Lowell, then, though quite aware of General McClellan's
limitations, respected his character, and, withal, his important services to
the country in creating and training an efficient army, — services which are too often ignored. It is
well to recall the facts: an engineer officer — with short but creditable
experience in the war with Mexico, then employed as teacher at West Point and
as explorer on the Plains and in the Mountains, who had had indeed an
opportunity at British headquarters in the Crimea to watch an ill-conducted
war, and then returned to command of a cavalry squadron in peace at home, then
resigned and became for four years a railroad manager — found himself, at the
age of thirty-six, commander of a vast but unskilled and untrained army, in a
fierce and determined struggle for the existence of a nation. General F. A.
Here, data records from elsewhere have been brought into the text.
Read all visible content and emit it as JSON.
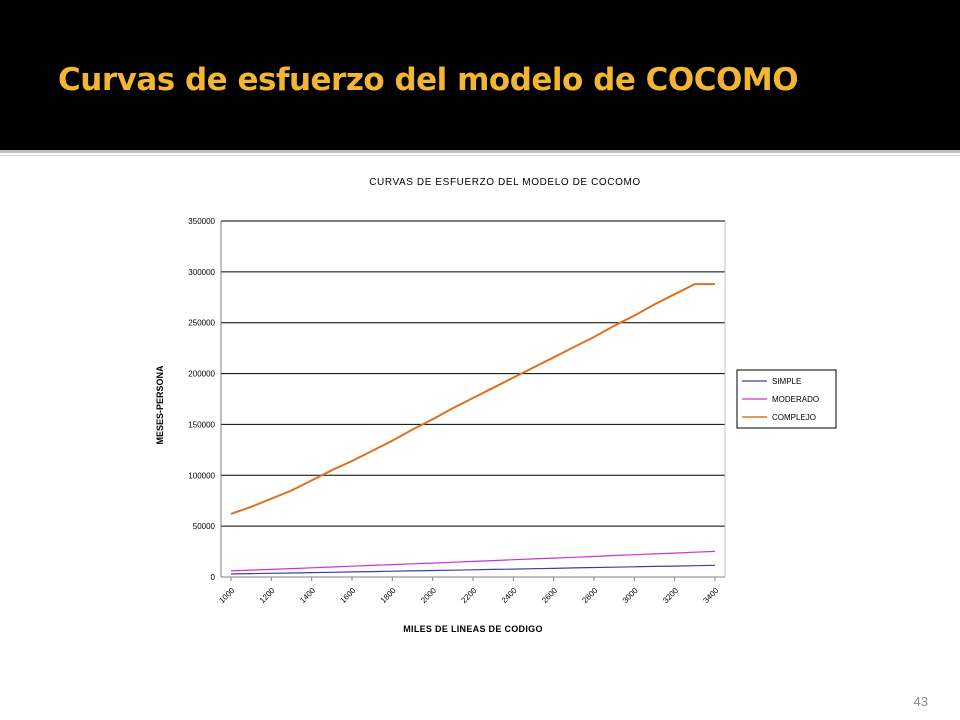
{
  "slide": {
    "title": "Curvas de esfuerzo del modelo de COCOMO",
    "page_number": "43",
    "title_color": "#f2b632",
    "header_color": "#000000"
  },
  "chart_data": {
    "type": "line",
    "title": "CURVAS DE ESFUERZO DEL MODELO DE COCOMO",
    "xlabel": "MILES DE LINEAS DE CODIGO",
    "ylabel": "MESES-PERSONA",
    "x": [
      1000,
      1100,
      1200,
      1300,
      1400,
      1500,
      1600,
      1700,
      1800,
      1900,
      2000,
      2100,
      2200,
      2300,
      2400,
      2500,
      2600,
      2700,
      2800,
      2900,
      3000,
      3100,
      3200,
      3300,
      3400
    ],
    "x_ticks": [
      "1000",
      "1200",
      "1400",
      "1600",
      "1800",
      "2000",
      "2200",
      "2400",
      "2600",
      "2800",
      "3000",
      "3200",
      "3400"
    ],
    "y_ticks": [
      "0",
      "50000",
      "100000",
      "150000",
      "200000",
      "250000",
      "300000",
      "350000"
    ],
    "ylim": [
      0,
      350000
    ],
    "grid": true,
    "legend_position": "right",
    "series": [
      {
        "name": "SIMPLE",
        "color": "#3f3f9f",
        "values": [
          3000,
          3300,
          3600,
          3900,
          4300,
          4600,
          5000,
          5300,
          5700,
          6000,
          6400,
          6700,
          7100,
          7500,
          7800,
          8200,
          8500,
          8900,
          9300,
          9600,
          10000,
          10400,
          10700,
          11100,
          11500
        ]
      },
      {
        "name": "MODERADO",
        "color": "#cc33cc",
        "values": [
          6000,
          6800,
          7500,
          8300,
          9000,
          9800,
          10600,
          11400,
          12200,
          13000,
          13700,
          14500,
          15300,
          16100,
          17000,
          17800,
          18600,
          19400,
          20200,
          21100,
          21900,
          22700,
          23500,
          24400,
          25200
        ]
      },
      {
        "name": "COMPLEJO",
        "color": "#e07020",
        "values": [
          62000,
          69000,
          77000,
          85000,
          95000,
          105000,
          114000,
          124000,
          134000,
          145000,
          155000,
          166000,
          176000,
          186000,
          196000,
          206000,
          216000,
          226000,
          236000,
          247000,
          257000,
          268000,
          278000,
          288000,
          288000
        ]
      }
    ]
  }
}
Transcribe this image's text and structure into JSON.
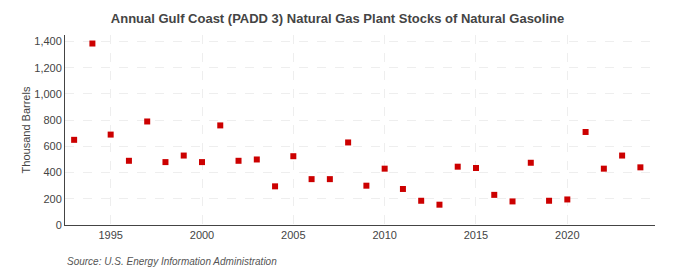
{
  "chart_data": {
    "type": "scatter",
    "title": "Annual Gulf Coast (PADD 3) Natural Gas Plant Stocks of Natural Gasoline",
    "ylabel": "Thousand Barrels",
    "source": "Source: U.S. Energy Information Administration",
    "x": [
      1993,
      1994,
      1995,
      1996,
      1997,
      1998,
      1999,
      2000,
      2001,
      2002,
      2003,
      2004,
      2005,
      2006,
      2007,
      2008,
      2009,
      2010,
      2011,
      2012,
      2013,
      2014,
      2015,
      2016,
      2017,
      2018,
      2019,
      2020,
      2021,
      2022,
      2023,
      2024
    ],
    "values": [
      650,
      1385,
      690,
      490,
      790,
      480,
      530,
      480,
      760,
      490,
      500,
      295,
      525,
      350,
      350,
      630,
      300,
      430,
      275,
      185,
      155,
      445,
      435,
      230,
      180,
      475,
      185,
      195,
      710,
      430,
      530,
      440
    ],
    "color": "#cc0000",
    "marker": "square",
    "xlim": [
      1992.5,
      2024.8
    ],
    "xticks": [
      1995,
      2000,
      2005,
      2010,
      2015,
      2020
    ],
    "ylim": [
      0,
      1450
    ],
    "yticks": [
      0,
      200,
      400,
      600,
      800,
      {
        "value": 1000,
        "label": "1,000"
      },
      {
        "value": 1200,
        "label": "1,200"
      },
      {
        "value": 1400,
        "label": "1,400"
      }
    ],
    "grid": true
  }
}
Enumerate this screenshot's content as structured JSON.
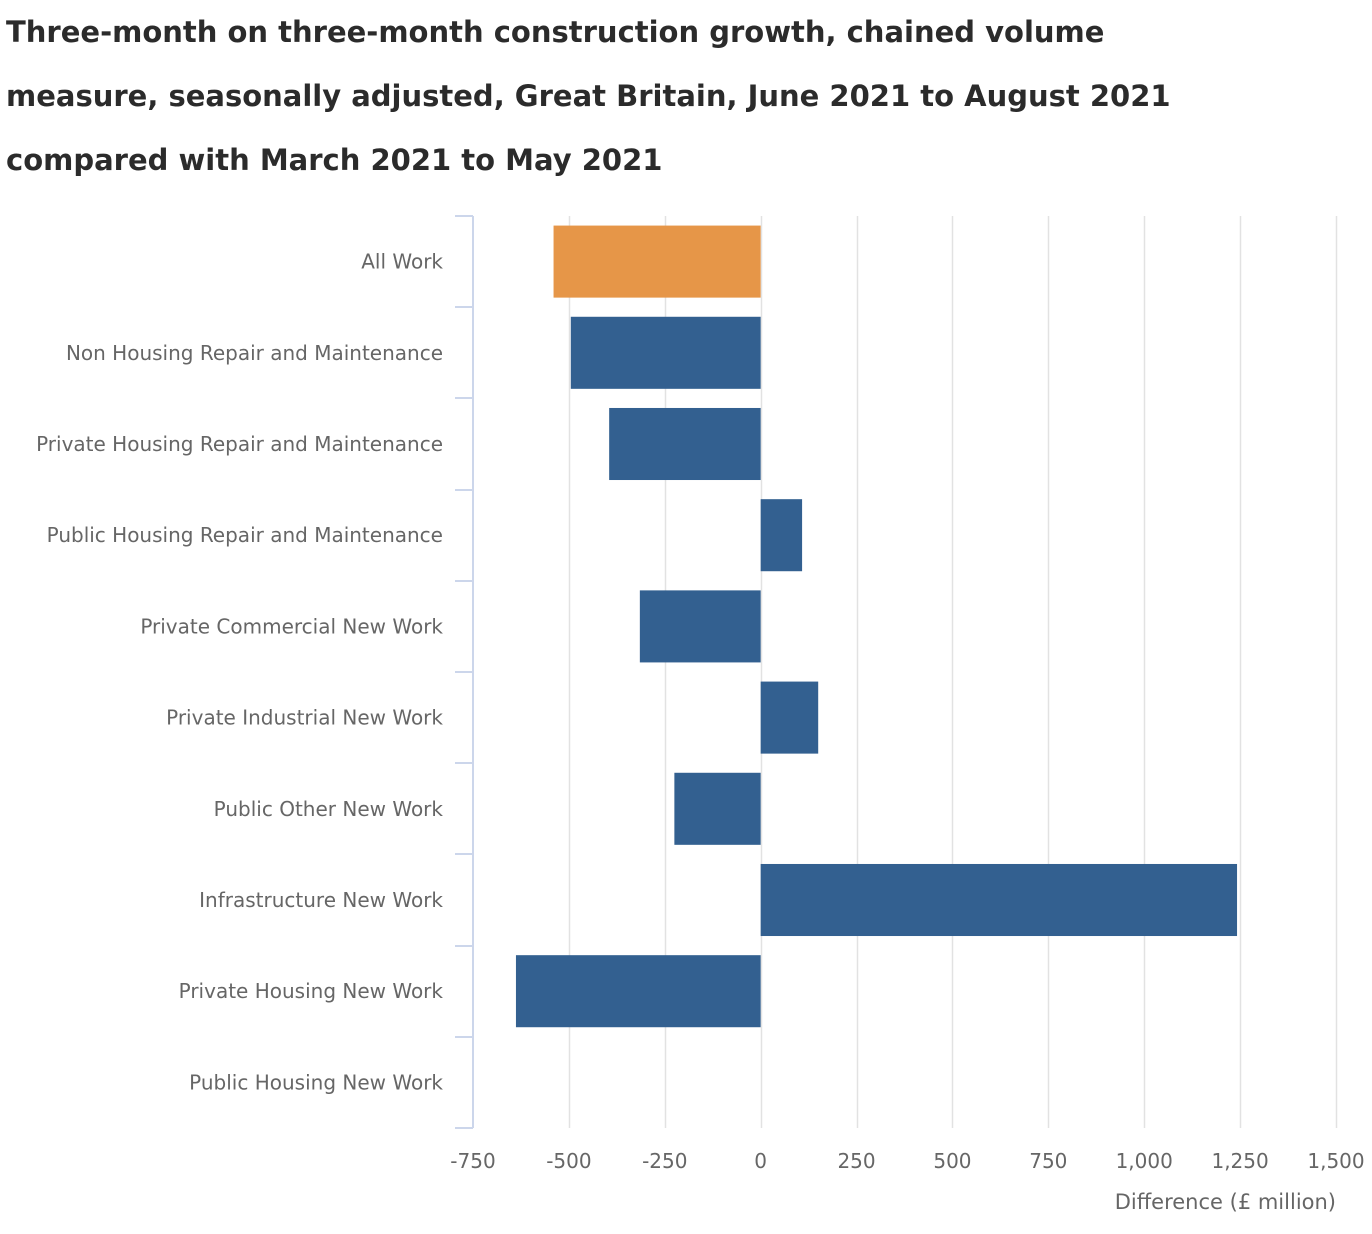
{
  "chart_data": {
    "type": "bar",
    "orientation": "horizontal",
    "title": "Three-month on three-month construction growth, chained volume measure, seasonally adjusted, Great Britain, June 2021 to August 2021 compared with March 2021 to May 2021",
    "xlabel": "Difference (£ million)",
    "ylabel": "",
    "xlim": [
      -750,
      1500
    ],
    "xticks": [
      -750,
      -500,
      -250,
      0,
      250,
      500,
      750,
      1000,
      1250,
      1500
    ],
    "xtick_labels": [
      "-750",
      "-500",
      "-250",
      "0",
      "250",
      "500",
      "750",
      "1,000",
      "1,250",
      "1,500"
    ],
    "grid": "vertical",
    "legend": "none",
    "categories": [
      "All Work",
      "Non Housing Repair and Maintenance",
      "Private Housing Repair and Maintenance",
      "Public Housing Repair and Maintenance",
      "Private Commercial New Work",
      "Private Industrial New Work",
      "Public Other New Work",
      "Infrastructure New Work",
      "Private Housing New Work",
      "Public Housing New Work"
    ],
    "values": [
      -540,
      -495,
      -395,
      108,
      -315,
      150,
      -225,
      1242,
      -638,
      0
    ],
    "colors": {
      "highlight": "#E69648",
      "bar": "#336090",
      "grid": "#e2e2e2",
      "axis": "#ccd6eb"
    },
    "highlight_index": 0
  }
}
Palfrey, a military critic who admits McClellan's failure as a great commander,
yet says, “ Under him ‘the
uprising of a great people’ became a powerful military engine. His forces were
never worsted, or decisively beaten by the enemy. They never came in contact
with the enemy without inflicting a heavy loss upon him. He never knocked his
head against a wall, as Burnside did at Fredericksburg; never drew back his
hand when victory was within his grasp, as Hooker did at Chancellorsville; he
never spilt blood vainly by a parallel attack upon gallantly defended works, as
Grant did at Cold Harbour. He took too good care of his army. His general
management of the move from the lines before Richmond to the James was wise and
successful, though, if he had been a fighter instead of a planner, . . . the
movement might have been, as it ought to have been, attended with vastly
greater proportionate loss to the Confederates, and perhaps have been concluded
by a crushing defeat at Malvern Hill.”